There are some productions that can’t be imagined until seen. This was certainly the case for the Philadelphia première of Suzanne Andrade and Barrie Kosky’s fantastical romp through Mozart’s The Magic Flute. That this work was originally put on by the Komische Oper Berlin and that it emerged from the zany production company 1927 explains much. This was a version of Mozart born from centuries-long intimacy with the work, when after all due homage is paid and everything ‘nice’ has been said, and everything respectable done, one can afford to be entirely irreverent and playfully re-imagine the whole. Why not? Just for the heck of it? Why not place Mozart in the fey and flighty 1920s?

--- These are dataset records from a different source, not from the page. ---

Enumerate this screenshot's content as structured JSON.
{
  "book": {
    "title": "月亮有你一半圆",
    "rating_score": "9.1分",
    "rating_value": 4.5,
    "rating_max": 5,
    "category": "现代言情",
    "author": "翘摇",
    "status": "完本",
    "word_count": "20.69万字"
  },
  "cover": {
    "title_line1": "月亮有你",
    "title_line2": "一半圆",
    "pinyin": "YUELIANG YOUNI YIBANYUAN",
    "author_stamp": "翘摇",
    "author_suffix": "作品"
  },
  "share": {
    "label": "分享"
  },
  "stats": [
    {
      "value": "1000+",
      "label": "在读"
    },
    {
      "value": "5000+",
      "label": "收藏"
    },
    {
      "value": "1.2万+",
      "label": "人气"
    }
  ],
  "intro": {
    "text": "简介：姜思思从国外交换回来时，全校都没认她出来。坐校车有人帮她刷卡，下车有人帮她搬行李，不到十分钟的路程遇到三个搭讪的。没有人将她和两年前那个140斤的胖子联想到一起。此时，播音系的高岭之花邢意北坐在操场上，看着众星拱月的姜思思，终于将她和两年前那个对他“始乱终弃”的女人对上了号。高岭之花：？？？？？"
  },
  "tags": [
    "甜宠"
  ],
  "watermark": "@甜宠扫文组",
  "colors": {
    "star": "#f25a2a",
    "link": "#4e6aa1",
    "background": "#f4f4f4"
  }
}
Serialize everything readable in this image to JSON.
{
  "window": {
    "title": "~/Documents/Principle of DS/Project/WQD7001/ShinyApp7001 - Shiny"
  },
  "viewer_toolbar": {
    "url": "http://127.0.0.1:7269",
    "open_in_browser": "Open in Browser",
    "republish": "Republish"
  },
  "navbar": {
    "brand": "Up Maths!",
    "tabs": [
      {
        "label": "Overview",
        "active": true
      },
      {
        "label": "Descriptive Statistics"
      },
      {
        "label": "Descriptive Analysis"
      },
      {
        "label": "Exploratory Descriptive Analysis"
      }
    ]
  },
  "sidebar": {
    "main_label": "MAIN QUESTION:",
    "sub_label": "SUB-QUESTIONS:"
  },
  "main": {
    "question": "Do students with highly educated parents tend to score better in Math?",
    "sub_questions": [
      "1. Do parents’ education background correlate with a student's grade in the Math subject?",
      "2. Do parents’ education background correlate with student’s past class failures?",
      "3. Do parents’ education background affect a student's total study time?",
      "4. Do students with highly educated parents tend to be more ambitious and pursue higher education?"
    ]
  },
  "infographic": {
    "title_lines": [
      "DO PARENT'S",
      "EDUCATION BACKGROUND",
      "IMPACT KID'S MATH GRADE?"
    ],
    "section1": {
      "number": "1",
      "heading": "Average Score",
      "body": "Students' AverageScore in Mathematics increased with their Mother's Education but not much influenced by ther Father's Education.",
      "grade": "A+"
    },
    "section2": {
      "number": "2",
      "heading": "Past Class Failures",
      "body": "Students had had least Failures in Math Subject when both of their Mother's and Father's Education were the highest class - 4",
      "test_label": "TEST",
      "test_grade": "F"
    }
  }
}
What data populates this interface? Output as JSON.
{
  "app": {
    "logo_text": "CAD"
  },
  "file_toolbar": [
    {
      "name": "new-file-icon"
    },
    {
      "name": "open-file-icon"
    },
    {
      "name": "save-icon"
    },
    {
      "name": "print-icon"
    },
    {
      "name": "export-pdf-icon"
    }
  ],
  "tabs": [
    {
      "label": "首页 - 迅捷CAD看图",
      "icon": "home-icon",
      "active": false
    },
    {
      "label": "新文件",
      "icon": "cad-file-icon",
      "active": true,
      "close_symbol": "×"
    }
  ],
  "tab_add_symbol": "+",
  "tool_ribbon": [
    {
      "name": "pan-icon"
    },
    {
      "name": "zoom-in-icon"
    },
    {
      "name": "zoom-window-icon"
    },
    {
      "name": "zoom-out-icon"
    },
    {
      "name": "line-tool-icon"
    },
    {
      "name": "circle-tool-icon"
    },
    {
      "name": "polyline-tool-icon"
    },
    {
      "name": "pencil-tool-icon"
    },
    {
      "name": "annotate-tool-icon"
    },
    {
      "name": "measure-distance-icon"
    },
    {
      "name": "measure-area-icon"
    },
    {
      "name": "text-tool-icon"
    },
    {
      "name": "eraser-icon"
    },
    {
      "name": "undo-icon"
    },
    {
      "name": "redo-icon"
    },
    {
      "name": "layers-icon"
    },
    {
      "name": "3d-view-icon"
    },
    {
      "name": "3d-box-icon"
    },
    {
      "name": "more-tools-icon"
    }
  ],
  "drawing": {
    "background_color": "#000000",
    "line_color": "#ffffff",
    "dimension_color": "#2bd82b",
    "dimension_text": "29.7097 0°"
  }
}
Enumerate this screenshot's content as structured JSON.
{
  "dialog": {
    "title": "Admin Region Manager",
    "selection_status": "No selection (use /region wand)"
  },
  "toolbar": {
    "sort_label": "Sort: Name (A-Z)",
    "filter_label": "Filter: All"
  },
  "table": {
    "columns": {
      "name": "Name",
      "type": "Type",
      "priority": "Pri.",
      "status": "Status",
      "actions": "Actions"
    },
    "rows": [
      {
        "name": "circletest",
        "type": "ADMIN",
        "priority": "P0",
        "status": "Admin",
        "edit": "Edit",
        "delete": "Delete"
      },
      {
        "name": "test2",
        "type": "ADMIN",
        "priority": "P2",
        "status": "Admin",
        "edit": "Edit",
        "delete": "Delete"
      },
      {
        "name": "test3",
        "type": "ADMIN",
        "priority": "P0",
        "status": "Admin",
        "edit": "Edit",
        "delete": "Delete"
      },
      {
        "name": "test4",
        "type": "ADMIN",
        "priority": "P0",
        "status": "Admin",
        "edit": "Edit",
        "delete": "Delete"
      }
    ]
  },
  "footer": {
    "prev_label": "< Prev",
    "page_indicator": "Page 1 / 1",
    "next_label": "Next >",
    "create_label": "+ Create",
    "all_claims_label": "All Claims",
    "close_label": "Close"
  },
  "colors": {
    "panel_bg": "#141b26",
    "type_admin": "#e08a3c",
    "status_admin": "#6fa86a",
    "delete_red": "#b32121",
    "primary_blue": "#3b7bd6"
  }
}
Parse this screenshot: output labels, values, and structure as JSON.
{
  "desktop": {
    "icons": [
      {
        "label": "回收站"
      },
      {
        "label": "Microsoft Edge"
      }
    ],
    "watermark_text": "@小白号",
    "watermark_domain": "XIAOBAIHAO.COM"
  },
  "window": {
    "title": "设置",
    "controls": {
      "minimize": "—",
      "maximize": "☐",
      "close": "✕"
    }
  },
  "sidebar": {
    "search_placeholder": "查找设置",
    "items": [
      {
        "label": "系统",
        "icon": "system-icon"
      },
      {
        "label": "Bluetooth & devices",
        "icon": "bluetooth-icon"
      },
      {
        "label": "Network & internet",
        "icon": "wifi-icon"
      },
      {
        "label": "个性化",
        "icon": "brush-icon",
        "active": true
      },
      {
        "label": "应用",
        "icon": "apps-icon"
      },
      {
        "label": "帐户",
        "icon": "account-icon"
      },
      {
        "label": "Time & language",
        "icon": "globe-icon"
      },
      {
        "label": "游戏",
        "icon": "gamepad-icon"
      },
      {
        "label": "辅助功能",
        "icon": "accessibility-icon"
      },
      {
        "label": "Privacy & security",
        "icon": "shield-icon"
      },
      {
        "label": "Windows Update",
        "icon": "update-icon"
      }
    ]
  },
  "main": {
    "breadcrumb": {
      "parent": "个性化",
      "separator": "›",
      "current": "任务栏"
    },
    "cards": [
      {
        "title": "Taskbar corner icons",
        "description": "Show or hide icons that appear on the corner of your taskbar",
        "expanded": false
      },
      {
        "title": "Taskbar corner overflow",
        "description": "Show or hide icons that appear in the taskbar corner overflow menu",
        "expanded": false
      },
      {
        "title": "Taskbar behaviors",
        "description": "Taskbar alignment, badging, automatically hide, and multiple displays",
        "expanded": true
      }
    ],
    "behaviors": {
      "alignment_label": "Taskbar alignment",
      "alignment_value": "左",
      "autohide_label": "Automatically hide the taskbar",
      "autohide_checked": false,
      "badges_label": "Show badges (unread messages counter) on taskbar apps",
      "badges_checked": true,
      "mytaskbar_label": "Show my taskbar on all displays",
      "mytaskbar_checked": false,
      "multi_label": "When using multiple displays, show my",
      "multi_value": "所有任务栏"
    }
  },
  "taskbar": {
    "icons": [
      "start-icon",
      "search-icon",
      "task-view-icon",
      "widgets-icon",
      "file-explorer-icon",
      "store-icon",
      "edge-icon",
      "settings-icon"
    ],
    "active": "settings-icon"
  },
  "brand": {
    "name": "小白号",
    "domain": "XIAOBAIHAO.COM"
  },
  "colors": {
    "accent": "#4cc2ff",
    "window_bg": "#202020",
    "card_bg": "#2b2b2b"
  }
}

It is a decade which surely would have suited him more than others in that century of woe: one can see him being very blithe in Weimar. Why not run the whole Singspiel in silent movie fashion, shot through with cartoon graphics, pictograms and comic book effects? For a start, you’d get rid of the dialogue and use intertitles (I loved the era-appropriate typography): "Am I dreaming?" (thus Tamino). It seemed apposite. And then, you’d stylize the acting, simplifying and distilling the meaning of this busy tale. Love, perceived in one’s dreams, is achievable in the real world only through hardship (ritualized as rites of initiation).

Tamino was reminiscent of the silent movie heart-throb Rudolph Valentino. Ben Bliss was sweet voiced and elegant, and provided good-boy Mozart. Pamina recalled bob-haired iconic flapper Louise Brooks; Rachel Sterrenberg had a fresh coloratura soprano. Papageno (Jarrett Ott) as a slapstick Buster Keaton was a wonderful comic presence, and Monostatos an evil Nosferatu, direct from the German expressionist horror movie. I wished that Brenton Ryan could have had more heft for the personification of malice, but the twelve hench-dogs were superb. Sarastro (Peixin Chen) – variously a machine head (with voice amplified from off-stage) and a bearded sage had ample deep tones that breathed wisdom over the dream-crazed young people.

The Queen of the Night herself was reimagined as a giant spider (when you think about it, her perfect fit in the animal kingdom), head 30 feet high above the stage, and scary legs omnipresent. Not the ideal future mother-in-law, to say the least. There were moments when Olga Pudova sounded a little uncertain (and there were a few all but inaudible low notes), but she certainly achieved with ease the stratospheric heights demanded of her in the celebrated aria. The stylization of the acting did constrain the humanity of the interpretation in some ways, but in emphasizing the artifice and cliché of all human gesture, it served its purpose of universalizing the themes.

The three ladies, Ashley Milanese, Siena Miller and Anastasiia Sidorova, flappers of the cigarette-wielding kind, boasted gracious voices, perfectly aligned: they were  glorious whenever they appeared. The chorus appeared on several occasions, unexpectedly in the theatrical boxes adjacent to the stage, and sung powerfully.

1927’s Magic Flute wasn’t just a bit peculiar: it embraced every possible peculiarity with virtuosic technical theatrics in a most engaging and amusing way. The hangman drawing that appeared when Papageno contemplated suicide brought the house down. This wasn’t just a variation on a theme of sameness. True, it provided no rest for the eyes: this was full-on sensory overload beloved by the generation of screen addicts that we are. This production twitched, flapped, whirled and crackled: revolving doors high up and low down, flying pink elephants, running legs, dancing feet, swooping daggers, drifting smoke rings, exploding hearts (and bombs), grinning smiles on the loose. The magic flute was imaged as a naked Pamina with wings; the magic bells had showgirl legs – the male fantasies of Tamino and the hapless Papageno respectively. I say it provided no rest, but there were moments of calm when the white spotlight, beloved of silent movie makers, rested on a character in their isolation (and loneliness), a loneliness which the co-directors have rightly sensed in the work. Christopher Hetherington is to be congratulated for his lighting, as is Paul Barritt for the most extraordinary amination sequences I have ever seen in opera.

Was it all too much? No doubt for some; indeed for most, there must have been a moment or two when one wished to close one’s eyes and just listen, but one feared missing out. But this Magic Flute doesn’t stand alone; if that were the only version one ever heard (or saw), then one would certainly be short-changed, for the luxury of attending to Mozart’s music more than the production was not a luxury on offer. Still, in its own terms, it was racy, pacey and brilliantly clever.